There was much to be done. The airstrip, located outside our campsite at the base of the hill on its northern side, had to be extended, since it was then little more than a duplicate of ARO’s runway, capable of receiving only rotary-wing aircraft. But the airstrip was of secondary importance. Our first priority was construction of the camp itself, a task that had to be performed from the outside first. Since we were vulnerable to an attack, we had to start on our defensive barriers around the hill before worrying about our living quarters.
Surrounding the base of the hill, we laid ten meters of tanglefoot (barbed wire strung randomly at ankle level). Up the hill, this was followed by a pyramid of triple concertina anchored on each side by double-apron barbed-wire fence. Then there were more tanglefoot and a second run of concertina and double apron, still more tanglefoot, and finally a third run of concertina and double apron. At critical junctures within this wire barrier surrounding our defensive perimeter, Sergeant Luden positioned command-detonated claymore mines and fugas. (Fugas was a napalm mixture contained in a fifty-five-gallon drum, the bottom of which was slightly submerged in the ground while its top faced upward and outward at an angle pointing toward the enemy. At the base of the drum, Ken rigged a command-detonated shaped charge that would blow both bottom and top off the drum when fired, igniting the napalm in the process and throwing it in a fiery arc for a distance of thirty to forty meters. In short, our fugas devices were stationary, homemade napalm bombs.)
Behind this wire barrier, around the hilltop’s military crest, the strike force dug its fighting trenches. At several points on or behind these trenches, we constructed our two-man covered positions. In addition to our assigned M-16 rifle and .45-caliber pistol, each of these positions normally housed a .30caliber A6 machine gun and an M-79 grenade launcher (as well as a hodgepodge of backup weapons that, depending on the preference of the individual concerned, might include a .45-caliber Thompson submachine gun, a .30caliber M-1 rifle or M-2 carbine, a twelve-gauge shotgun, and an abundance of both frag and smoke grenades). Completing the camp’s defensive infrastructure atop the hill, we dug an underground communications bunker and constructed two 81-mm mortar positions with their adjoining ammunition bunkers.

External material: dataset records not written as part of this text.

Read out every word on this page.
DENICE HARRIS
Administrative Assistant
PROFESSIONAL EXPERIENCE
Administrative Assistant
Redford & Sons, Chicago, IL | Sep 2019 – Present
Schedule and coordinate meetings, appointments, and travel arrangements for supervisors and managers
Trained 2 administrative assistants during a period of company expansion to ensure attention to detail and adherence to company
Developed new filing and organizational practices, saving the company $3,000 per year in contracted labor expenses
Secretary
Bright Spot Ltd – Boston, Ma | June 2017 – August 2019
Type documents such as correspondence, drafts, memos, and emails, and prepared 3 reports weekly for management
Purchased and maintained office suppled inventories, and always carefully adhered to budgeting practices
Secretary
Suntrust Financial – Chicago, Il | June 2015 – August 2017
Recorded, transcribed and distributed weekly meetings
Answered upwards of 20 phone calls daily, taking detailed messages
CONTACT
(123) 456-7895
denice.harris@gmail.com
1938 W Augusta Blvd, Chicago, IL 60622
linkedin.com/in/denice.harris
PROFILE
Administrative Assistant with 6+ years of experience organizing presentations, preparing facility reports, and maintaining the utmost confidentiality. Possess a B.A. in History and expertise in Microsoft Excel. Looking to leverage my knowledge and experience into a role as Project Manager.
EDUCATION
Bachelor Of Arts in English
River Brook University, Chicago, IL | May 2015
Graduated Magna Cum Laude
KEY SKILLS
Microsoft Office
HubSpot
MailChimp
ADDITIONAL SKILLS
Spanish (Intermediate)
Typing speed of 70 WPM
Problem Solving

Our defenses were somewhat augmented by four mountaintop observation posts (OPs) a short distance to the west, northwest, north, and northeast of us. These OPs were manned by Son Ha’s regional popular force, a paramilitary organization composed primarily of Hre Montagnards and commonly referred to as “Ruff Puffs.” Unfortunately, our only means of communicating with these positions was through district headquarters, at best a time-consuming process.
Our mission in Son Ha was simple: pacify the district. And pacification was a simple process: protect and assist the populace on the one hand while destroying the enemy on the other.
A week or so after arriving at Ha Thanh, we conducted our first full-scale offensive operation, a two-company foray to the north of the camp. Sergeant Morgan led one of the companies and Captain Crawford the other. (Captain Crawford had replaced Captain Peterson upon our departure from ARO.) The two companies departed Ha Thanh around ten o’clock in the morning, and all went well until midafternoon, when Morgan’s company found itself in trouble.
As Ken Luden, Sergeant Boyde, the team’s weapons specialist, and I sat in our tented open-air team house, discussing where next to go on the camp’s defenses, Phil Sanford ran out of our nearly completed commo bunker and, in a concerned voice, said, “Morgan’s in a bind, sir! Says he’s surrounded and can’t extract himself! Got two dead on the ground, more wounded.
“He’s in a firefight?” I asked excitedly, then said to myself, well, that’s brilliant, Lieutenant. What the hell do you think they’re in with two dead on the ground?